Un dios ciego
De vuelta a casa, me crucé en la calle con una rata que, lejos de huir, se detuvo y me miró de un modo en el que percibí un atisbo de humanidad.
Turbado por la experiencia, la dejé atrás mientras recordaba un verso del argentino Diego Roel: "Una lagartija irrumpe en el cuarto: me mira con los ojos de mi padre".
Pensé en la cantidad de ojos abiertos al mundo, pues no hay un solo lugar del pla-
neta inobservado: ojos de gorrión y de elefante y de mosca y de serpiente y de águila; ojos insólitos de caballos y vacas, ojos sin párpados de calamares, ojos de nutria y de camaleón, los ojos de todas las criaturas de la selva, de todas las criaturas del desierto, del océano, del aire, de debajo de la cama. Cuando a la evolución le funciona algo, no deja de repetirlo hasta el hartazgo.

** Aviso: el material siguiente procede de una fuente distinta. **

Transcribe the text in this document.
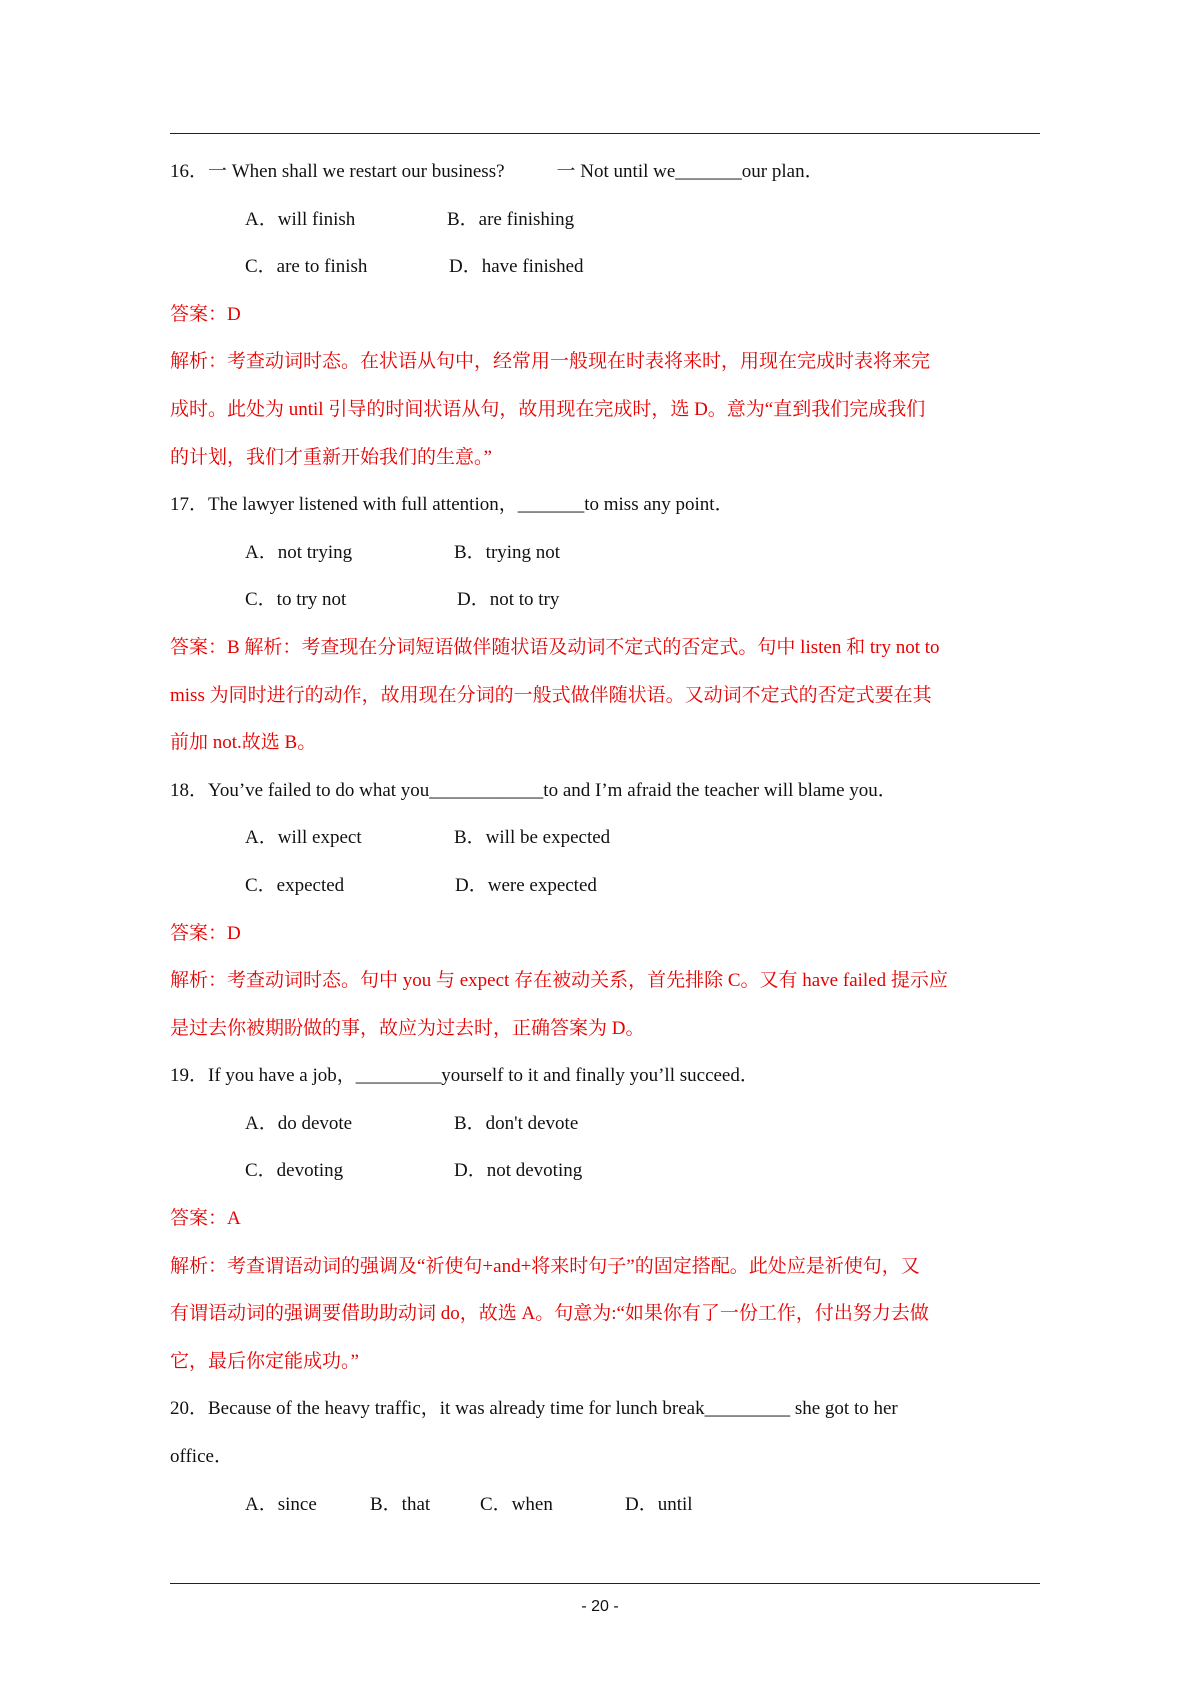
16．一 When shall we restart our business?	一 Not until we_______our plan．
A．will finish	B．are finishing
C．are to finish	D．have finished
答案：D
解析：考查动词时态。在状语从句中，经常用一般现在时表将来时，用现在完成时表将来完
成时。此处为 until 引导的时间状语从句，故用现在完成时，选 D。意为“直到我们完成我们
的计划，我们才重新开始我们的生意。”
17．The lawyer listened with full attention，_______to miss any point．
A．not trying	B．trying not
C．to try not	D．not to try
答案：B 解析：考查现在分词短语做伴随状语及动词不定式的否定式。句中 listen 和 try not to
miss 为同时进行的动作，故用现在分词的一般式做伴随状语。又动词不定式的否定式要在其
前加 not.故选 B。
18．You’ve failed to do what you____________to and I’m afraid the teacher will blame you．
A．will expect	B．will be expected
C．expected	D．were expected
答案：D
解析：考查动词时态。句中 you 与 expect 存在被动关系，首先排除 C。又有 have failed 提示应
是过去你被期盼做的事，故应为过去时，正确答案为 D。
19．If you have a job，_________yourself to it and finally you’ll succeed．
A．do devote	B．don't devote
C．devoting	D．not devoting
答案：A
解析：考查谓语动词的强调及“祈使句+and+将来时句子”的固定搭配。此处应是祈使句，又
有谓语动词的强调要借助助动词 do，故选 A。句意为:“如果你有了一份工作，付出努力去做
它，最后你定能成功。”
20．Because of the heavy traffic，it was already time for lunch break_________ she got to her
office．
A．since	B．that	C．when	D．until
- 20 -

No es raro, pues, que un poeta se sienta vigilado por su padre desde el cuerpo de un pequeño reptil. Ignoro quién me miró a mí desde la rata, pero se trataba de alguien muy familiar, de ahí la sensación de haberme asomado, más que a un animal, a un abismo.
Quizá a ella le ocurrió algo semejante. Yo caí, en fin, dentro de la rata y la rata dentro de mí. Tal vez mi imagen continúe en su cerebro, como la suya pervive en el mío.
Ya en casa estuve viendo en Internet ojos de animales, y distinguí en un chimpancé los de un antiguo profesor de griego y, en un lémur, los de un compañero de la infancia. Si tenías paciencia, todos los ojos de tu vida estaban repartidos por la naturaleza o por los zoos. Luego fui a ver los míos en el espejo del cuarto de baño y resultó que no eran los míos, sino los de alguien que observaba la realidad a través de mí. Alguien, pero ¿quién?
Cuanto más los observaba, más ajenos me parecían. Aquella forma de alteridad, incrustada en mi propio ser, resultaba
desconcertante: ¿Al servicio de quién estaba mi mirada? ¿al de un dios ciego que se servía de los ojos de los seres vivos para contemplar su creación?